On Apr 17, 1:38 pm, Fabrizio Giudici <[email protected]>
wrote:
> On 4/15/10 21:41 , Karsten Silz wrote:> ur JME app across all carriers in all 
> supported languages, you
> > needed 10,000 different versions of your app.  It took a powerful
> > and stubborn/arrogant company (Apple) to change all that.
>
> Well, "to change all that" means to try to impose a single platform.
> Paraphrasing you, I'd say it's a success for Apple making money, not
> for developers.

Come on, Fabrizio, you can do better than that - two sentences, three
mistakes.

First one: "single platform" != "iPhone".  Android is a platform, too,
and it's not the single vendor one like Apple.  And they have their
own app store, which may even be the only content Google sells
centrally for Android (unlike music, books or videos).  Carriers hate
that because they want to sell their own content or at least get a
cut, but Apple's success forced them to accept a central Google app
store.  And even if you hate Apple, you have to admit that the app
store was the first time in history that anybody with a Mac could
write apps for a computing platform and distribute/sell them easily to
tens of millions of customers, leveling the playing field between "the
little guy" and the big software companies as much as possible. After
two years (June 2010), there'll be probably 200,000 apps in the app
store or more; this is just mind-blowing.

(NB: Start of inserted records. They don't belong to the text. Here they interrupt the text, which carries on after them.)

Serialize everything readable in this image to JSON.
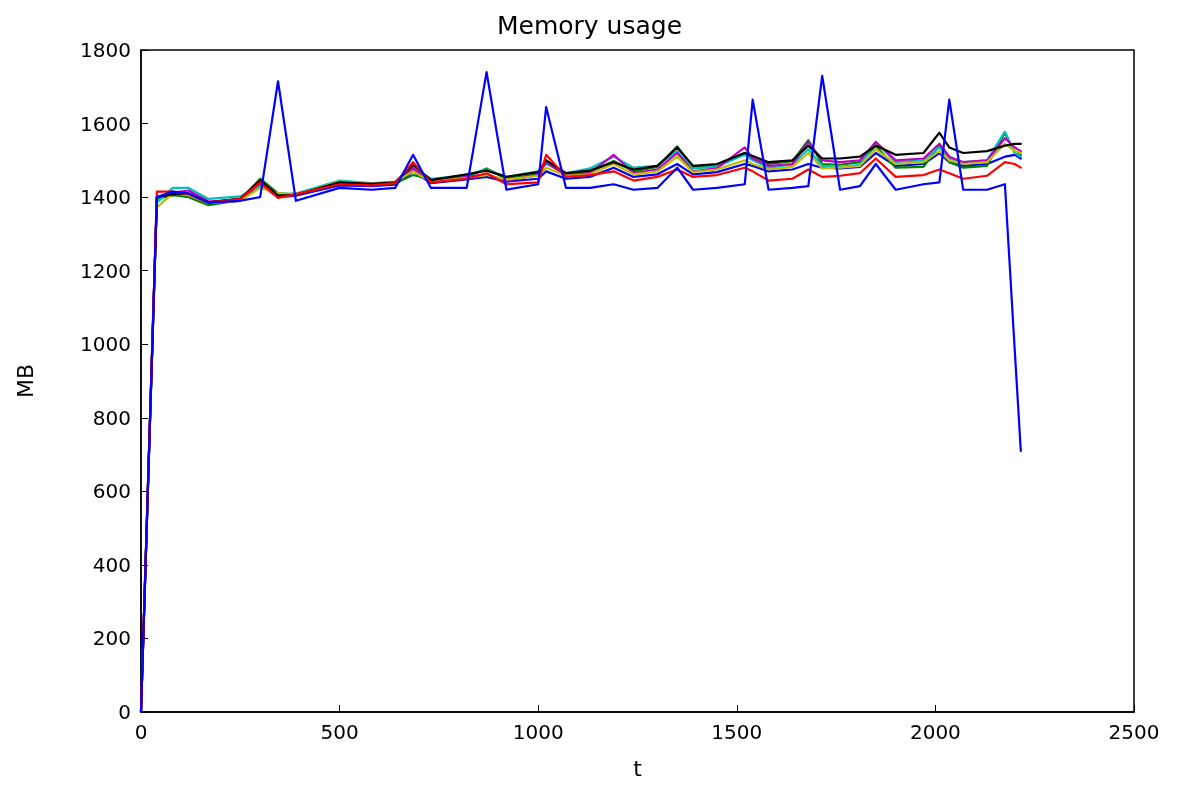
{
  "chart_data": {
    "type": "line",
    "title": "Memory usage",
    "xlabel": "t",
    "ylabel": "MB",
    "x": [
      0,
      40,
      80,
      120,
      170,
      250,
      300,
      345,
      390,
      500,
      580,
      640,
      685,
      730,
      820,
      870,
      920,
      1000,
      1020,
      1070,
      1130,
      1190,
      1240,
      1300,
      1350,
      1390,
      1450,
      1520,
      1540,
      1580,
      1640,
      1680,
      1715,
      1760,
      1810,
      1850,
      1900,
      1970,
      2010,
      2035,
      2070,
      2130,
      2175,
      2200,
      2215
    ],
    "xlim": [
      0,
      2500
    ],
    "xticks": [
      0,
      500,
      1000,
      1500,
      2000,
      2500
    ],
    "ylim": [
      0,
      1800
    ],
    "yticks": [
      0,
      200,
      400,
      600,
      800,
      1000,
      1200,
      1400,
      1600,
      1800
    ],
    "grid": false,
    "marker": "none",
    "line_style": "solid",
    "series": [
      {
        "color": "#0000ff",
        "values": [
          0,
          1398,
          1405,
          1408,
          1384,
          1390,
          1435,
          1400,
          1404,
          1432,
          1430,
          1434,
          1470,
          1438,
          1448,
          1455,
          1442,
          1450,
          1470,
          1450,
          1455,
          1480,
          1455,
          1462,
          1490,
          1462,
          1468,
          1490,
          1485,
          1470,
          1475,
          1490,
          1480,
          1478,
          1482,
          1520,
          1485,
          1490,
          1520,
          1495,
          1485,
          1490,
          1510,
          1515,
          1505
        ]
      },
      {
        "color": "#008000",
        "values": [
          0,
          1395,
          1405,
          1400,
          1378,
          1392,
          1450,
          1410,
          1408,
          1440,
          1435,
          1438,
          1460,
          1448,
          1455,
          1478,
          1450,
          1462,
          1500,
          1462,
          1468,
          1498,
          1470,
          1482,
          1538,
          1480,
          1488,
          1520,
          1505,
          1490,
          1498,
          1555,
          1490,
          1488,
          1495,
          1540,
          1480,
          1482,
          1540,
          1495,
          1480,
          1485,
          1575,
          1520,
          1515
        ]
      },
      {
        "color": "#00bfbf",
        "values": [
          null,
          1385,
          1425,
          1425,
          1395,
          1402,
          1430,
          1405,
          1410,
          1445,
          1438,
          1440,
          1480,
          1450,
          1460,
          1475,
          1455,
          1470,
          1490,
          1465,
          1478,
          1510,
          1480,
          1485,
          1525,
          1478,
          1483,
          1515,
          1500,
          1480,
          1488,
          1530,
          1485,
          1482,
          1488,
          1550,
          1495,
          1500,
          1535,
          1505,
          1495,
          1500,
          1578,
          1520,
          1510
        ]
      },
      {
        "color": "#bf00bf",
        "values": [
          0,
          1400,
          1412,
          1418,
          1388,
          1393,
          1438,
          1402,
          1406,
          1438,
          1436,
          1440,
          1478,
          1440,
          1455,
          1462,
          1445,
          1460,
          1495,
          1458,
          1465,
          1515,
          1465,
          1475,
          1520,
          1470,
          1478,
          1535,
          1505,
          1485,
          1490,
          1550,
          1500,
          1495,
          1500,
          1550,
          1500,
          1505,
          1545,
          1510,
          1495,
          1500,
          1560,
          1535,
          1525
        ]
      },
      {
        "color": "#bfbf00",
        "values": [
          null,
          1372,
          1410,
          1405,
          1384,
          1390,
          1425,
          1410,
          1406,
          1442,
          1437,
          1442,
          1470,
          1442,
          1452,
          1460,
          1448,
          1458,
          1480,
          1458,
          1462,
          1490,
          1462,
          1470,
          1510,
          1468,
          1475,
          1500,
          1490,
          1475,
          1482,
          1520,
          1478,
          1480,
          1485,
          1530,
          1490,
          1495,
          1525,
          1500,
          1490,
          1495,
          1545,
          1525,
          1520
        ]
      },
      {
        "color": "#000000",
        "values": [
          0,
          1400,
          1408,
          1410,
          1386,
          1396,
          1445,
          1404,
          1406,
          1440,
          1436,
          1440,
          1488,
          1446,
          1462,
          1472,
          1455,
          1468,
          1500,
          1465,
          1472,
          1495,
          1475,
          1485,
          1535,
          1485,
          1490,
          1520,
          1512,
          1495,
          1500,
          1540,
          1505,
          1505,
          1510,
          1540,
          1515,
          1520,
          1575,
          1535,
          1520,
          1525,
          1540,
          1545,
          1545
        ]
      },
      {
        "color": "#ff0000",
        "values": [
          0,
          1415,
          1415,
          1408,
          1385,
          1395,
          1440,
          1398,
          1408,
          1435,
          1432,
          1438,
          1495,
          1440,
          1450,
          1465,
          1435,
          1440,
          1515,
          1455,
          1460,
          1470,
          1445,
          1455,
          1475,
          1455,
          1460,
          1480,
          1470,
          1445,
          1450,
          1475,
          1455,
          1458,
          1465,
          1505,
          1455,
          1460,
          1475,
          1465,
          1450,
          1458,
          1495,
          1490,
          1480
        ]
      },
      {
        "color": "#0000ff",
        "values": [
          0,
          1400,
          1415,
          1410,
          1385,
          1390,
          1400,
          1715,
          1390,
          1425,
          1420,
          1425,
          1515,
          1425,
          1425,
          1740,
          1420,
          1435,
          1645,
          1425,
          1425,
          1435,
          1420,
          1425,
          1480,
          1420,
          1425,
          1435,
          1665,
          1420,
          1425,
          1430,
          1730,
          1420,
          1430,
          1490,
          1420,
          1435,
          1440,
          1665,
          1420,
          1420,
          1435,
          980,
          710
        ]
      }
    ]
  }
}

Second one: Only Apple makes money selling apps, not developers.  Do I
really need to wave stories like this iPhone game company making $1
million monthly in front of you (Dec 2009:
http://theappleblog.com/2009/12/22/tap-tap-revenge-developer-makes-1m-per-month/)?
Or this one about a Sun guy who made $250,000 in two weeks with a game
that took him six weeks to write in his spare time (Jan 2009, back in
the app store gold rush days: 
http://ethannicholas.com/blog1/2009/01/16/why-im-leaving-sun/)?
Do you really think that after nearly two years, all these commercial
developers would still develop for the iPhone if they didn't make
money?  And Apple doesn't make much money selling apps - they run the
entire iTunes store "just above break-even", which still could mean a
hundred million dollars on the $631 million revenue the made in
Q4/09.  However, selling apps is the most expensive part of the shop
(approval procedure & testing), and a lot of apps are free meaning no
revenue to Apple; it's much more profitable to sell music or movies.